Die Rote Armee changiert in vielerlei Hinsicht zwischen Regelfall und Ausnahmeerscheinung. So mag die Anzahl sowjetischer Soldaten,3die von den eigenen Institutionen mit dem Tod bestraft wurden, immens hoch erscheinen. Doch sind die drakonischen Maßnahmen der sowjetischen Führung letztlich nichts anderes als eine Fortsetzung des Stalinismus vor 1941, und andere Armeen zogen in ähnlich ausweglosen Situationen ähnliche Register.4 Nichts anderes gilt für die massive sexuelle Gewalt, die die Rotarmisten verübten, als sie nach Deutschland vorrückten. Denn sexuelle Gewalt gegenüber den Frauen der jeweils verfeindeten Nation gehört zu kriegerischen Auseinandersetzungen, seitdem wir von Krieg wissen. Sie findet als staatlich organisierte Prostitution oder in Form von Übergriffen einzelner Soldaten statt, manchmal wird sie gar zur Terrorisierung des Feindes instrumentell eingesetzt.5 Doch die sexuellen Übergriffe der Rotarmisten stechen zum einen aufgrund der sehr hohen Zahlen hervor: Verschiedene Studien sprechen von über zwei Millionen vergewaltigter Frauen allein auf deutschem Boden. Zum anderen konnten die Vergewaltigungen sehr brutal sein, aber auch als Nötigung ohne Einsatz physischer Gewalt stattfinden. Aber v. a.: Sie hatten nicht nur die Frauen des militärischen Gegners zum Ziel, sondern auch befreite und slawische Frauen.

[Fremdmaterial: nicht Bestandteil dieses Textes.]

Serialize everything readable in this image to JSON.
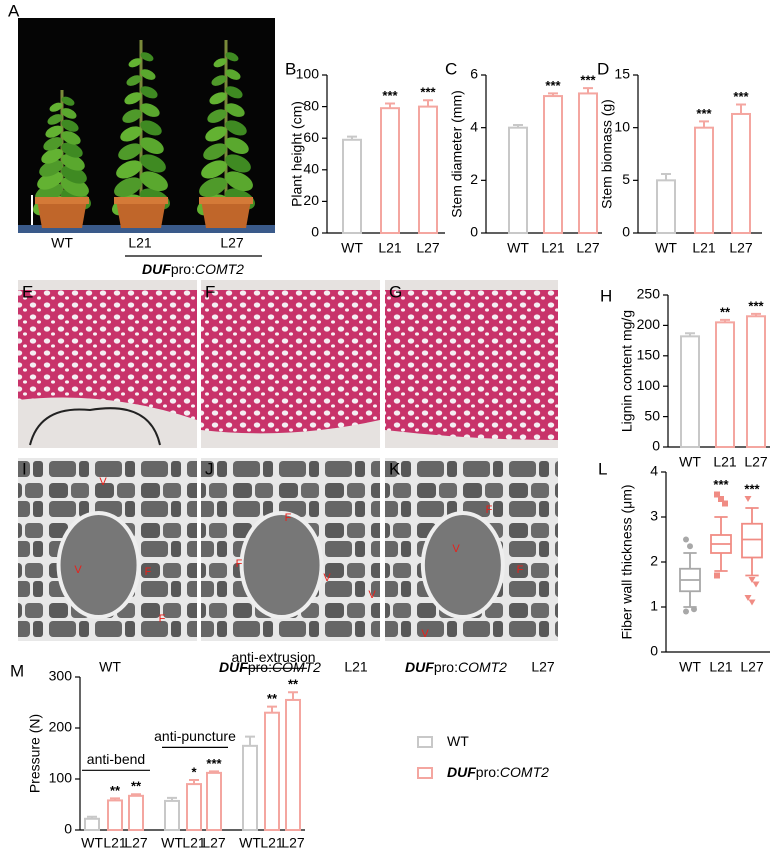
{
  "photos": {
    "plants": {
      "label": "A",
      "lanes": [
        "WT",
        "L21",
        "L27"
      ],
      "genotype": [
        "DUF",
        "pro:",
        "COMT2"
      ]
    },
    "sections": [
      {
        "label": "E"
      },
      {
        "label": "F"
      },
      {
        "label": "G"
      }
    ],
    "sem": [
      {
        "label": "I",
        "marks": [
          "V",
          "F",
          "V",
          "F"
        ],
        "caption": {
          "line": "WT"
        }
      },
      {
        "label": "J",
        "marks": [
          "F",
          "F",
          "V",
          "V"
        ],
        "caption": {
          "genotype": [
            "DUF",
            "pro:",
            "COMT2"
          ],
          "line": "L21"
        }
      },
      {
        "label": "K",
        "marks": [
          "F",
          "V",
          "F",
          "V"
        ],
        "caption": {
          "genotype": [
            "DUF",
            "pro:",
            "COMT2"
          ],
          "line": "L27"
        }
      }
    ]
  },
  "chart_data": [
    {
      "type": "bar",
      "label": "B",
      "y_label": "Plant height (cm)",
      "categories": [
        "WT",
        "L21",
        "L27"
      ],
      "values": [
        59,
        79,
        80
      ],
      "errors": [
        2,
        3,
        4
      ],
      "annotations": [
        null,
        "***",
        "***"
      ],
      "colors": [
        "#c8c8c8",
        "#f4a6a0",
        "#f4a6a0"
      ],
      "ylim": [
        0,
        100
      ],
      "yticks": [
        0,
        20,
        40,
        60,
        80,
        100
      ]
    },
    {
      "type": "bar",
      "label": "C",
      "y_label": "Stem diameter (mm)",
      "categories": [
        "WT",
        "L21",
        "L27"
      ],
      "values": [
        4.0,
        5.2,
        5.3
      ],
      "errors": [
        0.1,
        0.1,
        0.2
      ],
      "annotations": [
        null,
        "***",
        "***"
      ],
      "colors": [
        "#c8c8c8",
        "#f4a6a0",
        "#f4a6a0"
      ],
      "ylim": [
        0,
        6
      ],
      "yticks": [
        0,
        2,
        4,
        6
      ]
    },
    {
      "type": "bar",
      "label": "D",
      "y_label": "Stem biomass (g)",
      "categories": [
        "WT",
        "L21",
        "L27"
      ],
      "values": [
        5.0,
        10.0,
        11.3
      ],
      "errors": [
        0.6,
        0.6,
        0.9
      ],
      "annotations": [
        null,
        "***",
        "***"
      ],
      "colors": [
        "#c8c8c8",
        "#f4a6a0",
        "#f4a6a0"
      ],
      "ylim": [
        0,
        15
      ],
      "yticks": [
        0,
        5,
        10,
        15
      ]
    },
    {
      "type": "bar",
      "label": "H",
      "y_label": "Lignin content mg/g",
      "categories": [
        "WT",
        "L21",
        "L27"
      ],
      "values": [
        182,
        205,
        215
      ],
      "errors": [
        5,
        4,
        4
      ],
      "annotations": [
        null,
        "**",
        "***"
      ],
      "colors": [
        "#c8c8c8",
        "#f4a6a0",
        "#f4a6a0"
      ],
      "ylim": [
        0,
        250
      ],
      "yticks": [
        0,
        50,
        100,
        150,
        200,
        250
      ]
    },
    {
      "type": "box",
      "label": "L",
      "y_label": "Fiber wall thickness (μm)",
      "categories": [
        "WT",
        "L21",
        "L27"
      ],
      "boxes": [
        {
          "whisker_low": 1.0,
          "q1": 1.35,
          "median": 1.6,
          "q3": 1.85,
          "whisker_high": 2.2,
          "outliers": [
            2.5,
            2.35,
            0.95,
            0.9
          ]
        },
        {
          "whisker_low": 1.8,
          "q1": 2.2,
          "median": 2.4,
          "q3": 2.6,
          "whisker_high": 3.0,
          "outliers": [
            3.5,
            3.4,
            3.3,
            1.7
          ]
        },
        {
          "whisker_low": 1.7,
          "q1": 2.1,
          "median": 2.5,
          "q3": 2.85,
          "whisker_high": 3.2,
          "outliers": [
            3.4,
            1.6,
            1.5,
            1.2,
            1.1
          ]
        }
      ],
      "annotations": [
        null,
        "***",
        "***"
      ],
      "colors": [
        "#a8a8a8",
        "#f08c84",
        "#f08c84"
      ],
      "ylim": [
        0,
        4
      ],
      "yticks": [
        0,
        1,
        2,
        3,
        4
      ]
    },
    {
      "type": "grouped_bar",
      "label": "M",
      "y_label": "Pressure (N)",
      "groups": [
        {
          "name": "anti-bend",
          "categories": [
            "WT",
            "L21",
            "L27"
          ],
          "values": [
            22,
            58,
            67
          ],
          "errors": [
            4,
            4,
            3
          ],
          "annotations": [
            null,
            "**",
            "**"
          ]
        },
        {
          "name": "anti-puncture",
          "categories": [
            "WT",
            "L21",
            "L27"
          ],
          "values": [
            57,
            90,
            112
          ],
          "errors": [
            6,
            8,
            3
          ],
          "annotations": [
            null,
            "*",
            "***"
          ]
        },
        {
          "name": "anti-extrusion",
          "categories": [
            "WT",
            "L21",
            "L27"
          ],
          "values": [
            165,
            230,
            255
          ],
          "errors": [
            18,
            12,
            15
          ],
          "annotations": [
            null,
            "**",
            "**"
          ]
        }
      ],
      "colors": [
        "#c8c8c8",
        "#f4a6a0",
        "#f4a6a0"
      ],
      "legend": [
        {
          "name_parts": [
            "WT"
          ],
          "color": "#c8c8c8"
        },
        {
          "name_parts": [
            "DUF",
            "pro:",
            "COMT2"
          ],
          "color": "#f4a6a0"
        }
      ],
      "ylim": [
        0,
        300
      ],
      "yticks": [
        0,
        100,
        200,
        300
      ]
    }
  ]
}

Diese Varianz, was die Art und Weise der Vergewaltigungen sowie die Opfergruppen anbelangt, erfordert eine Abkehr von monokausalen Erklärungen hin zu einer alltagsgeschichtlichen. Deshalb stellt diese Arbeit das Erleben und die Erfahrungen der Rotarmisten (und der Rotarmistinnen) im Alltag des Großen Vaterländischen Krieges, wie die militärischen Auseinandersetzungen zwischen Deutschland und der Sowjetunion nach russischer Lesart genannt werden, ins Zentrum. Davon ausgehend soll untersucht werden, welche Geschlechterverhältnisse und Gewaltdynamiken sich in dem durch Mangel und stalinistische Willkür geprägten Frontraum der Roten Armee herausbildeten, die als Erklärung für die sexuelle Gewalt der Rotarmisten gegen Kriegsende herangezogen werden können. Hierbei kann die Arbeit auf einen großen Literaturbestand zurückgreifen: Alle genannten Themen wurden immer wieder von der Forschung und den Erinnerungsdiskursen der beteiligten Länder aufgegriffen, bislang aber kaum zusammengedacht.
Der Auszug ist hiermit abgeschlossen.